The cyber group "Banished Kitten," operating under the alias "Handala" and affiliated with the Ministry of Intelligence and Security of Iran (MOIS), has once again exposed its own clumsy operations. This time, the group inadvertently revealed confidential access to Suvarnabhumi Airport (BKK) in Bangkok, Thailand, while attempting to claim they had compromised Israeli airport security. As previously reported, "Handala" operates under MOIS's Counter-Terrorism (CT) division, led by Seyed Yahya Hosseini Panjaki (alias "Seyed Yahya Hamidi"), Deputy of Internal Security at MOIS. Hosseini's reckless actions continue to endanger Iran's national interests, further exposing the group's incompetence.
The Blunder
On November 15, 2025, "Handala" published a propaganda piece titled "Smile for the Camera – Handala Is Watching," boasting about access to "Shabak's airport security systems" (Israel's domestic security agency). The post threatened: "Our presence defies your imagination. Handala is not just a name; it's a shadow, a watchful gaze in places you never expect, even at the exit cameras of your airport gates."

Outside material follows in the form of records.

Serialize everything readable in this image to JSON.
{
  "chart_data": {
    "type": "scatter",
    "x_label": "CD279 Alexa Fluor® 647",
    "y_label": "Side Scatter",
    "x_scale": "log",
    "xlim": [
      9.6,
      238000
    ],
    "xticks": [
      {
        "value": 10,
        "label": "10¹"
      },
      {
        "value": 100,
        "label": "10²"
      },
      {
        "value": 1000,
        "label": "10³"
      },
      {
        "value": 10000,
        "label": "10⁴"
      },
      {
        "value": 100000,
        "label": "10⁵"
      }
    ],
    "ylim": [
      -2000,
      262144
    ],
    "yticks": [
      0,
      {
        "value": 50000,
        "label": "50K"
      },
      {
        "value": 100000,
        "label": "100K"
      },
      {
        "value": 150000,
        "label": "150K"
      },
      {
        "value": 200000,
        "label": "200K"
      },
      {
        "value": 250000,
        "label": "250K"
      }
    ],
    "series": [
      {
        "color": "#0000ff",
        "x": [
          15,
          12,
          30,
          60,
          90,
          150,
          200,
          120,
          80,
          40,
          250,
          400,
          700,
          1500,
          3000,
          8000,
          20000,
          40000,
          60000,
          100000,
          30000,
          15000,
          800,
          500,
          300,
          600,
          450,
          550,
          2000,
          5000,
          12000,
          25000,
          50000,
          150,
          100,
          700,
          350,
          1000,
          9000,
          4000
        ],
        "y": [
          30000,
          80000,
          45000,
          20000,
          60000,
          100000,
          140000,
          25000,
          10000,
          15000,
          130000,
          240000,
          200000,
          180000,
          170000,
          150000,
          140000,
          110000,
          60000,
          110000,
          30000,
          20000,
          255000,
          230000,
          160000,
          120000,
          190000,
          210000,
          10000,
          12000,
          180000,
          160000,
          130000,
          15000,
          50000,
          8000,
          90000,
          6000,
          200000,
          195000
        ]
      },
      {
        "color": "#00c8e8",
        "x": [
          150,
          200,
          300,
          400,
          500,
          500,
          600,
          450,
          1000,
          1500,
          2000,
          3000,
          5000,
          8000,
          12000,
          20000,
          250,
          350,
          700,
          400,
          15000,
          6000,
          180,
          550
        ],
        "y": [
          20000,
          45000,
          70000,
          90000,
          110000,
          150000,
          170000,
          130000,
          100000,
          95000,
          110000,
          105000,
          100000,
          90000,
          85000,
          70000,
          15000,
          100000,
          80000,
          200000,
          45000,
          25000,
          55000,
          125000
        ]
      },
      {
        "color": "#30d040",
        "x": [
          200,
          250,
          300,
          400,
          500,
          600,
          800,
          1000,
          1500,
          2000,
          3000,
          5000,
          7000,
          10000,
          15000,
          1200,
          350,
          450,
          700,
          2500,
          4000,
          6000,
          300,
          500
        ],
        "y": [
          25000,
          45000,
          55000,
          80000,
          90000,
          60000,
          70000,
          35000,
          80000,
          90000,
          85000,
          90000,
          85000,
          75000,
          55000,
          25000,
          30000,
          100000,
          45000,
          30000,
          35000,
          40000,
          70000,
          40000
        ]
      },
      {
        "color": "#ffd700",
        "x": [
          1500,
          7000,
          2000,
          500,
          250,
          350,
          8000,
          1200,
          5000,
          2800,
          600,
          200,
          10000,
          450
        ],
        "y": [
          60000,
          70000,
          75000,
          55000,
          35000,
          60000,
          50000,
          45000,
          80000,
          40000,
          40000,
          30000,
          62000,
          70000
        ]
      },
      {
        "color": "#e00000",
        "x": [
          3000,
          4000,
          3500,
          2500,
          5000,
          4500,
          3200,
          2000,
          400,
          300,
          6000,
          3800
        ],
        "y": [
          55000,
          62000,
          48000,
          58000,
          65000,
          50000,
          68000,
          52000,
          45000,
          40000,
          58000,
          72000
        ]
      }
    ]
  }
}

There's just one problem: the images aren't from Israel. A simple comparison of the published airport surveillance images with publicly available references clearly identifies the location as Suvarnabhumi Airport (BKK) in Bangkok, Thailand, not Ben Gurion Airport. The evidence is clear: the distinctive exposed steel beam ceiling structure, the immigration hall layout with its recognizable queue barriers, and the terminal's characteristic architecture all unmistakably match Bangkok's main international hub. The images show travelers in the passport control area with Suvarnabhumi's signature industrial ceiling design and escalators visible in the background. Once again, the CT Division's amateur operatives have failed basic operational security. This marks the first time the group has publicly disclosed accessing critical infrastructure outside Israel.
Suvarnabhumi Airport is no small target. According to official statistics, BKK handled 62,234,693 passengers in 2024, making it the busiest airport in Thailand, the 9th busiest airport in Asia, and ranking among the top 25 busiest airports worldwide. The airport serves as a major transit hub connecting Asia, Europe, and the Middle East, with traffic increasing 20% compared to the previous year. Since the airport's third runway opened in November 2024, capacity has expanded to 94 flights per hour, Suvarnabhumi is investing heavily in becoming a world-class hub.
What makes this breach particularly concerning is the sophistication of the systems potentially compromised. Suvarnabhumi Airport operates AI-powered facial recognition technology, license plate tracking, and integrated CCTV systems across the facility. The airport's Thailand Immigration System (TIS) maintains both "black lists" and "watch lists" with detection capabilities within 20 seconds of passport scanning. If MOIS has access to these systems, they could potentially monitor travelers, track movements, and identify targets passing through one of Asia's busiest transit points.
Warning to Iranians
Dear Iranians: even in Thailand, a popular destination and transit point for Iranian citizens traveling abroad, the oppressive regime is watching you. The Islamic Republic's intelligence apparatus has extended its surveillance to monitor Iranians traveling through Bangkok. Whether for business, tourism, or seeking freedom abroad, your movements may be tracked by Seyed Yahya's amateur operatives. With over 62 million passengers transiting through BKK annually, the potential for surveillance and targeting of Iranian dissidents, activists, and ordinary citizens is significant. It should be noted that Thailand is among the limited countries that Iranian citizens can travel to without needing a visa.
It's no surprise that "Handala" continues to make operational security mistakes. As recently exposed by Iran International, Ali Bermoudeh, a 27-year-old amateur hacker from Tabriz whose passwords for key accounts are simply his birthdate, works for this reckless group. His handler at MOIS is Morteza Aftabifar. When your cyber operators can't distinguish between Tel Aviv and Bangkok, and secure their accounts with passwords like "1377629" perhaps it's time for Seyed Yahya to reconsider his recruitment standards.
Thai authorities should be aware: the Islamic Republic's Ministry of Intelligence has compromised security systems at Suvarnabhumi Airport. This is not speculation. MOIS's own cyber group published the evidence themselves. A breach of this magnitude by a state-sponsored threat actor, one designated as a terrorist organization by the European Union, demands immediate investigation and response. But hey, at least they got the continent right this time. The real question is: what will Thailand do about it?